Toutefois, la France n'est absolument pas une exception. Tous les pays d'Europe et du monde rencontrent ce même écart entre les pratiques du football professionnel masculin et féminin. Force est pourtant de constater que certains pays sont plus avancés que d'autres en la matière. Je pense notamment aux États-Unis, où le soccer est presqu'exclusivement pratiqué par les femmes. Il s'agit d'un héritage historique. Le football féminin a contribué à améliorer la visibilité du football (soccer) aux États-Unis. Culturellement, les garçons étaient orientés vers le football américain et le basket. Les filles, pour leur part, étaient encouragées à pratiquer le soccer. Cela est lié à la dangerosité de la pratique du football américain, qui engendre notamment des traumatismes crâniens. Il est d'ailleurs intéressant de souligner qu'un nombre croissant de parents orientent désormais leurs garçons vers le soccer pour cette raison. Le soccer n'est donc plus réservé uniquement aux filles et la pratique masculine augmente.
Le modèle professionnel aux États-Unis est différent du système français, puisqu'il existe plusieurs ligues nationales et régionales. En outre, un championnat féminin entièrement professionnel a été créé en 2001. Nous avons donc pratiquement vingt ans de retard sur les États-Unis. L'équipe nationale y est très performante, avec plusieurs victoires en Coupe du monde et des médailles d'or olympiques. Les matchs sont fortement suivis, ce qui nous montre qu'il n'y a pas de fatalité. La dernière finale du Mondial, qui a confronté en 2015 les équipes des États-Unis et du Japon, a été suivie par 25 millions de téléspectateurs américains.
Du côté européen, l'Allemagne compte un million de femmes licenciées, même si la manière de compter les licenciés diffère de celle de la France. Le championnat professionnel allemand est plutôt homogène, avec au moins quatre équipes qui luttent pour le titre chaque année. L'équipe nationale a déjà remporté deux Coupes du monde. La victoire de la Coupe du monde de 2003 a été un élément déclencheur pour susciter des vocations. Par conséquent, si la France remporte une étoile, il est évident que cela participera à la progression du football féminin.
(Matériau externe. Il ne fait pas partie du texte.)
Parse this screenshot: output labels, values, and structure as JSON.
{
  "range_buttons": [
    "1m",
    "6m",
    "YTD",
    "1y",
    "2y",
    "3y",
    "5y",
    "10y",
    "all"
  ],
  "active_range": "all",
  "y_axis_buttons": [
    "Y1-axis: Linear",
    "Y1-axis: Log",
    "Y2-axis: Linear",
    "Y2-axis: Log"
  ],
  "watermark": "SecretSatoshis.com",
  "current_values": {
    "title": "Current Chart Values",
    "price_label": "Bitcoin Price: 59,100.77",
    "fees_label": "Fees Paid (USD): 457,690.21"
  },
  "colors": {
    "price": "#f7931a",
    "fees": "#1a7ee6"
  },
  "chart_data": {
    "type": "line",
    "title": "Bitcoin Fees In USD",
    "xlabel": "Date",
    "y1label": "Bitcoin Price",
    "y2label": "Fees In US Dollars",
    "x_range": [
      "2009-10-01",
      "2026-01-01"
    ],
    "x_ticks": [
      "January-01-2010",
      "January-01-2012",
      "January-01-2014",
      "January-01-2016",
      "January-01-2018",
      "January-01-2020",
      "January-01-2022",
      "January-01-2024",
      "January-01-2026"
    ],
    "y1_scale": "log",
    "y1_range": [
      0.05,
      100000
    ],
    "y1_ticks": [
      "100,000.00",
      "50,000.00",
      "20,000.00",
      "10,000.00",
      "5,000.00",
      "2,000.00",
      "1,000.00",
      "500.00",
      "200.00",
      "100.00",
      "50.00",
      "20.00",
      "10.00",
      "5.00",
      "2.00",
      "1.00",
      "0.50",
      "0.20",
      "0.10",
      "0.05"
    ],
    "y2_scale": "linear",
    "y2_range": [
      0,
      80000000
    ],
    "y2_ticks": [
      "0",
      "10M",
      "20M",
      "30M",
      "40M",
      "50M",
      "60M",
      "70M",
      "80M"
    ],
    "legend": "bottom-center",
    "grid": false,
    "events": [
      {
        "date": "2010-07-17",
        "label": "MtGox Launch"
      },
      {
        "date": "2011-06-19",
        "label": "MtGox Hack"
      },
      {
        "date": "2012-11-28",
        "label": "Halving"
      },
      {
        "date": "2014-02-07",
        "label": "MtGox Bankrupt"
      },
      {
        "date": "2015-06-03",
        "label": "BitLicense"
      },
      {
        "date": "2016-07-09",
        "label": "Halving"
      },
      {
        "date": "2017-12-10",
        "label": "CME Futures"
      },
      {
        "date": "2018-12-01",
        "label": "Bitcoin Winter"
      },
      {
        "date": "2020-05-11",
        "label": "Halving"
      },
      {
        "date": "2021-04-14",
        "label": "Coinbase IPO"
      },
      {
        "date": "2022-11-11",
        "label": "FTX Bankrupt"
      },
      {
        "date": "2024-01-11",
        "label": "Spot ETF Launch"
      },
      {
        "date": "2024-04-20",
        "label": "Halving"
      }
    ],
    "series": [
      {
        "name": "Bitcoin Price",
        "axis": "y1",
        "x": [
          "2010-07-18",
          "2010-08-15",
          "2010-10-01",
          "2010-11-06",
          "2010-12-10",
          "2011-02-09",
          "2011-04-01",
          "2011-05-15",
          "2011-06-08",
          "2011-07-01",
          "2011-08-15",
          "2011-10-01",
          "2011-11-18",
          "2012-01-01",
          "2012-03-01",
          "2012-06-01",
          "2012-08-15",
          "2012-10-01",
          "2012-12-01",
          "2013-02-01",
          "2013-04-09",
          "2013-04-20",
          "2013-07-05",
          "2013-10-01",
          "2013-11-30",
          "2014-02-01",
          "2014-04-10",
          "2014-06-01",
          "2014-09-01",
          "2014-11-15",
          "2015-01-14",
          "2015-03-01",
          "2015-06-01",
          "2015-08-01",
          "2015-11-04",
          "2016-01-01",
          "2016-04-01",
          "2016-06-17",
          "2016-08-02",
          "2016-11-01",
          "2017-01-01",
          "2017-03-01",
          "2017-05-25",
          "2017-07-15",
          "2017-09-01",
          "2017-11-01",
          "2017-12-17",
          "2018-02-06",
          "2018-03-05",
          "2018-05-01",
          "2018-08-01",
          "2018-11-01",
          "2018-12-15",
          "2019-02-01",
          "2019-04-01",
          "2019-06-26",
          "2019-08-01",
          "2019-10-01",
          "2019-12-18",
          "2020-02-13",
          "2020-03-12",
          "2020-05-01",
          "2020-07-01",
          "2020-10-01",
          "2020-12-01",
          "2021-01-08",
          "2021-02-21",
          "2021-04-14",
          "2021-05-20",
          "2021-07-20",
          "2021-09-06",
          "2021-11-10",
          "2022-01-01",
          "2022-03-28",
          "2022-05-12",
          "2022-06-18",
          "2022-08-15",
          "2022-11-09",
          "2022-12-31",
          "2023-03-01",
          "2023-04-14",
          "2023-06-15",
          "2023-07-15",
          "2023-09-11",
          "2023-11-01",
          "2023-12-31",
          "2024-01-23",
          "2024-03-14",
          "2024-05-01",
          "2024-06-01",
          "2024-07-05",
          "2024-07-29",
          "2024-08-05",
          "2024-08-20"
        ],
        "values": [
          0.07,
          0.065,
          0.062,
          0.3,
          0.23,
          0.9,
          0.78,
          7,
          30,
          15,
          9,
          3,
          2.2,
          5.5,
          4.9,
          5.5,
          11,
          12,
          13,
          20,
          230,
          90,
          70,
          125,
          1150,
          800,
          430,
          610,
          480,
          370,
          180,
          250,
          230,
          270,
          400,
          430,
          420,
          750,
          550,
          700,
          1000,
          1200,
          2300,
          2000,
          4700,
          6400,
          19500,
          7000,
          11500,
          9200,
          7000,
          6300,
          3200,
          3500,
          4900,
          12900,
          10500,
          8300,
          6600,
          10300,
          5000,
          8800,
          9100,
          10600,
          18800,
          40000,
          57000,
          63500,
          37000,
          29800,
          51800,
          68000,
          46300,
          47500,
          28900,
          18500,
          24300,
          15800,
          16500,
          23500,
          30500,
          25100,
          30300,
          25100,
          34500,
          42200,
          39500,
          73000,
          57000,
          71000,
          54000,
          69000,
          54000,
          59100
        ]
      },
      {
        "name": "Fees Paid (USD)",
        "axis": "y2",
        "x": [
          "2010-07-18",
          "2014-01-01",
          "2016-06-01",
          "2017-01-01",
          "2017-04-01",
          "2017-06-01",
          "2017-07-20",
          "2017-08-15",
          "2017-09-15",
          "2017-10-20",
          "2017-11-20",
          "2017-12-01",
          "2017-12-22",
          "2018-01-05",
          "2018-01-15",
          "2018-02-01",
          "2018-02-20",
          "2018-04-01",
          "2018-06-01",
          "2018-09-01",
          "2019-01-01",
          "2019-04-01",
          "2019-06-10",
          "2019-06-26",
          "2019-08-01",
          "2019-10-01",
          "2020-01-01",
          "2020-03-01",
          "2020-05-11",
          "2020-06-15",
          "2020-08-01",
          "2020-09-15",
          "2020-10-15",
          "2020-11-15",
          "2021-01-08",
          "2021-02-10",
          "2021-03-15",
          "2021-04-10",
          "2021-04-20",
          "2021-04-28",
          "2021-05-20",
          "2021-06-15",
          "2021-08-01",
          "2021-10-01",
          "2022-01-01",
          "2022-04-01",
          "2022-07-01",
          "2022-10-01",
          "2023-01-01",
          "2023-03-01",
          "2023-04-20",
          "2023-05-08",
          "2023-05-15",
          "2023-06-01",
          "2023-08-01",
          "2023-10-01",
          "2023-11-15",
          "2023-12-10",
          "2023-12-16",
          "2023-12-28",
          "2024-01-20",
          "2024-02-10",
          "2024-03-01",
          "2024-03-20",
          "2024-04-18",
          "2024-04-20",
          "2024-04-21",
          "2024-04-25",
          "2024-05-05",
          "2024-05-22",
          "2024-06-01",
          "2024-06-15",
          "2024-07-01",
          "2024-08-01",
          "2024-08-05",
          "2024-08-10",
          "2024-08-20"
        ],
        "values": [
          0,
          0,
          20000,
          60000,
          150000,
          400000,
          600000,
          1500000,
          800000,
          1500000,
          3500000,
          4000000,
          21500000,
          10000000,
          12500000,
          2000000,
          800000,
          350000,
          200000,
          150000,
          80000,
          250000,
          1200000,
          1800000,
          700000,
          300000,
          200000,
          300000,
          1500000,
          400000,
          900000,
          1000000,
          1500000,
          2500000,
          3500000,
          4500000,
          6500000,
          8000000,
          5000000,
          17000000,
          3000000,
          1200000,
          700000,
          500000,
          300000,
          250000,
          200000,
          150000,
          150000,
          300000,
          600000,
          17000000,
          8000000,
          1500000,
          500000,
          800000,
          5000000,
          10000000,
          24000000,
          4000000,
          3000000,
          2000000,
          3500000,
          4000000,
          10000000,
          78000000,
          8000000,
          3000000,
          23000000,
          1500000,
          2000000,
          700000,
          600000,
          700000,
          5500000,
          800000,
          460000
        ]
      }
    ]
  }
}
Il serait possible de disserter longuement sur les raisons pour lesquelles le football féminin français n'a pas encore vraiment pris son envol. Je me contenterai d'en évoquer trois.
Je pense qu'il existe en premier lieu un frein culturel. La pratique du football pour les petites filles est récente en France. J'ai 50 ans et j'ai grandi à la campagne. Les petites filles faisaient traditionnellement de la danse à la MJC locale ou du tennis. Le football était réservé aux garçons. Il y a donc un frein culturel, même si les mentalités évoluent. L'autocensure des femmes et des filles vis-à-vis de la pratique du football évolue également.
En outre, j'identifie un frein socioéconomique, car nous n'avons pas suffisamment de sponsors et de diffuseurs qui permettent de développer économiquement la pratique du football professionnel à haut niveau pour les femmes.
Enfin, un frein symbolique persiste. En effet, les petites filles manquent de modèles d'identification. Nous avons Amandine Henry ou Laure Boulleau, mais ces jeunes égéries restent rares.
Il nous reste donc un travail significatif à mener. La Fédération et la Ligue y contribuent, car il est essentiel d'améliorer l'égalité hommes-femmes.